The main defence to any legal action for breach of confidence, or an application for an injunction based on confidence, is that there is an overriding public interest in publication - the public interest in publication is greater than the public interest in maintaining the confidence.


In resisting any application for an injunction or any action for damages, it would be up to the broadcaster to establish that publication/broadcast was in the public interest, for example it was necessary to expose crime, corruption, anti-social behaviour or injustice.

The Director of Public Prosecutions has issued guidance saying that the issue of public interest must be considered before journalists are prosecuted in connection with news gathering activities.

Confidential Information Protected by Contract

Confidential information may also be protected by the law of contract, for example employers may make it a term of their employment contracts that staff are bound not to disclose confidential or private information to third parties which they have come to know as a result of their employment. Whether a court will act to enforce such confidentiality clauses will normally turn on the nature of the confidential information to be disclosed and whether, in all the circumstances, it is in the public interest that the confidentiality clause be enforced or not. Employees or whistle-blowers are now further protected under the Public Interest Disclosure Act 1998, where they are dismissed or victimised for making a protected disclosure of information.

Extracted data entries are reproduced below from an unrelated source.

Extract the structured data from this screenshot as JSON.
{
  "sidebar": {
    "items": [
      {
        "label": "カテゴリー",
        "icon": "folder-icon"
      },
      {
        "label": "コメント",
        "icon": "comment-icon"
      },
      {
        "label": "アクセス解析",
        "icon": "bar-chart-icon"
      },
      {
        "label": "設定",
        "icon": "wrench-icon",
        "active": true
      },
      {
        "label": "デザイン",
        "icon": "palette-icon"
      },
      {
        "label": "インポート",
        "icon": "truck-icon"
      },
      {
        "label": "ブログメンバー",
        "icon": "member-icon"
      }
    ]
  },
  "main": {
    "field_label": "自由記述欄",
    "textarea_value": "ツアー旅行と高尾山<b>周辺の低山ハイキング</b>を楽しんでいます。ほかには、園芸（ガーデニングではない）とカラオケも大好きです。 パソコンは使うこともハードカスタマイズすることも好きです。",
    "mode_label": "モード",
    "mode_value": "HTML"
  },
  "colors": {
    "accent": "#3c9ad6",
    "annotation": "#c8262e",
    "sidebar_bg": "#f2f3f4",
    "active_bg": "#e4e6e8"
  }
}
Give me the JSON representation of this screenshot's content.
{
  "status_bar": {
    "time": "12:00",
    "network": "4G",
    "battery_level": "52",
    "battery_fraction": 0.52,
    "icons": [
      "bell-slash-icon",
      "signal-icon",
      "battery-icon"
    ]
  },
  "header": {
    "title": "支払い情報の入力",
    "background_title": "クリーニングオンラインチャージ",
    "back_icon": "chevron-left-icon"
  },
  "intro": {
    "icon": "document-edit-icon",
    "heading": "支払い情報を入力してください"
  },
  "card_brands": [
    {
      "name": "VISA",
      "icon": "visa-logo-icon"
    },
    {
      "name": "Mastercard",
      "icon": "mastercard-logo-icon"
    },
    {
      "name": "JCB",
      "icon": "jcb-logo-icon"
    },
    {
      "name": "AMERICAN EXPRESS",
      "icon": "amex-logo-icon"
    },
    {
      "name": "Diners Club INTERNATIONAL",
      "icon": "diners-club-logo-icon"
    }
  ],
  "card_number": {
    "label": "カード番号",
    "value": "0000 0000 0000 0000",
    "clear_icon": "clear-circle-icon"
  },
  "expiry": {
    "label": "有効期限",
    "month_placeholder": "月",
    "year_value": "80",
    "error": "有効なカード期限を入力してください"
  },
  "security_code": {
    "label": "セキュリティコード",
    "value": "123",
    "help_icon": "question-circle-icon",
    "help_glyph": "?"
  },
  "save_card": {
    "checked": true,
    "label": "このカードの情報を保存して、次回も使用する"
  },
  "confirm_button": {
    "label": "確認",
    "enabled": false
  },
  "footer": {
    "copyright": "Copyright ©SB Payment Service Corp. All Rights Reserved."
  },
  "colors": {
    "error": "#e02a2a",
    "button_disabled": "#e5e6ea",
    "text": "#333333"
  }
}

To gain protection from dismissal as a "protected disclosure" a whistleblower would normally have to raise his concern to his employer or a designated body (who are mainly regulatory bodies such as the Bank of England, Charity Commissioners, Food Standards Agency). 

It could be grounds for dismissal if a whistleblower did not raise the issue internally or to a body designated under the Act – i.e. not much protection.

Since April 2014 the list of those to whom disclosures can be made to become a "protected disclosure" has been extended to MPs. In practical terms this means if a journalist is contacted by a whistleblower about concerns / issues at work, some protection may be gained for the whistleblower by raising the issue with an MP.